Warning: This book includes depictions of sex and drug use.


I haven’t read many books on transgender protagonists and this book sounded very interesting. I ended up enjoying some parts of the story, but I ultimately found my self disappointed with the story.


Starting with the writing style, initially I found to be refreshing since it was told in a mixture of third and second person. But it really started to annoy me when a person would be speaking it would be read as “she would be like…dialogue.” This was very confusing since I couldn’t tell which was the character’s thoughts and when the character was actually talking.
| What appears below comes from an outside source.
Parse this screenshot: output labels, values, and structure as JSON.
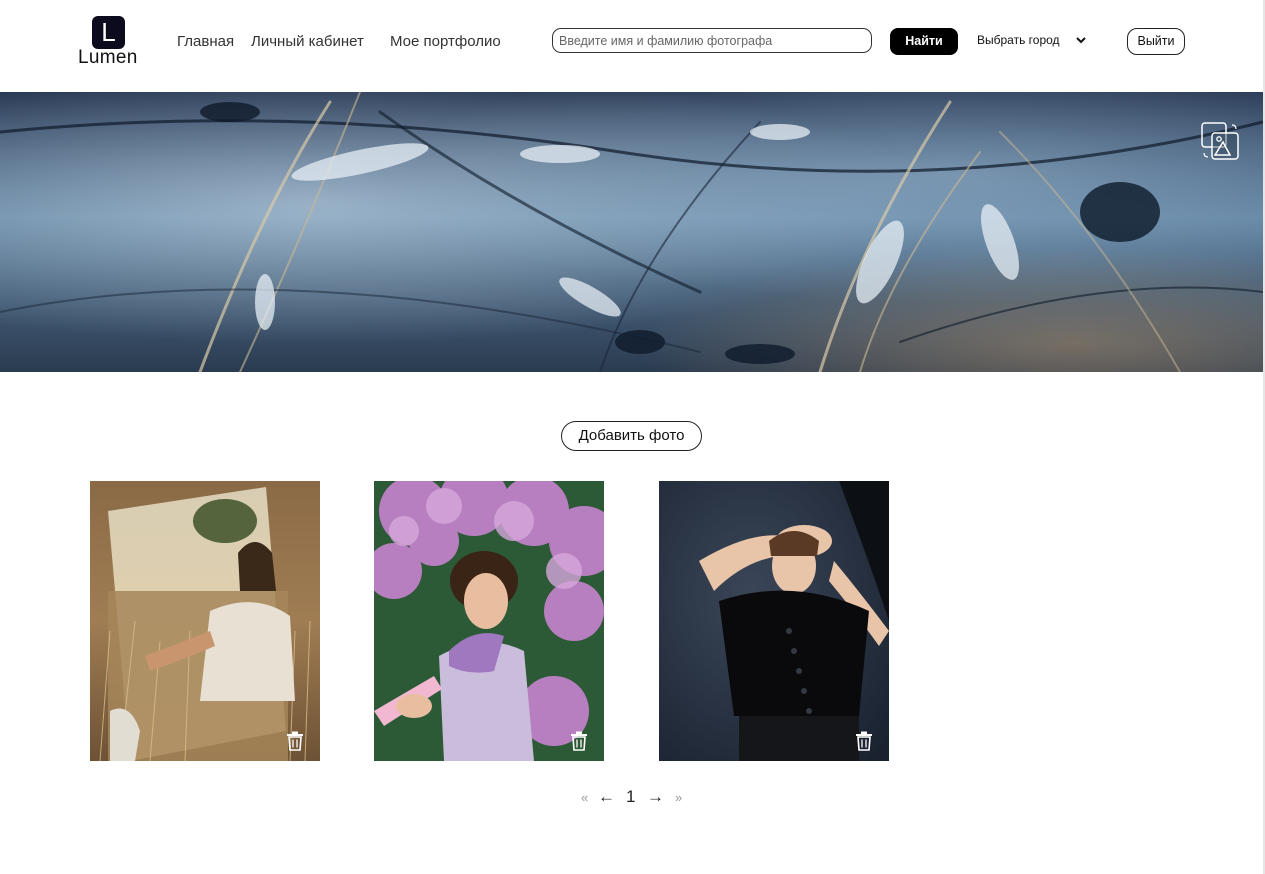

There wasn’t any quotation marks either and the grammar perfectionist inside of me wanted to throw the book across the room. 


As for the overall plot, there really isn’t an actual plot to this story. It’s more so a self-discovery journey with main character, Maria. She begins to come to terms with her being transgender, but I felt like there wasn’t much of a conclusion to her problems. She basically ran away from all her problems and nothing was really resolved. She still had her unhealthy coping mechanisms and didn’t necessarily come to terms with what happened to her. The ending was very abrupt and confusing which left me very confused. 


Despite my issues, there were some interesting conversation on feminism and misogyny as well as trans-women stereotypes. Since this is own voices, the author was speaking from experience and the Maria’s feelings on being transgender felt raw and genuine. 


Overall, I think the stories theme and message on trans gender people was important, but it wasn’t executed very well. By the end, I just wanted to be done with the story and like I mentioned, I did not like the ending. Personally, this book wasn’t for me, but if you’re looking for books on transgender protagonists, I would give this a try.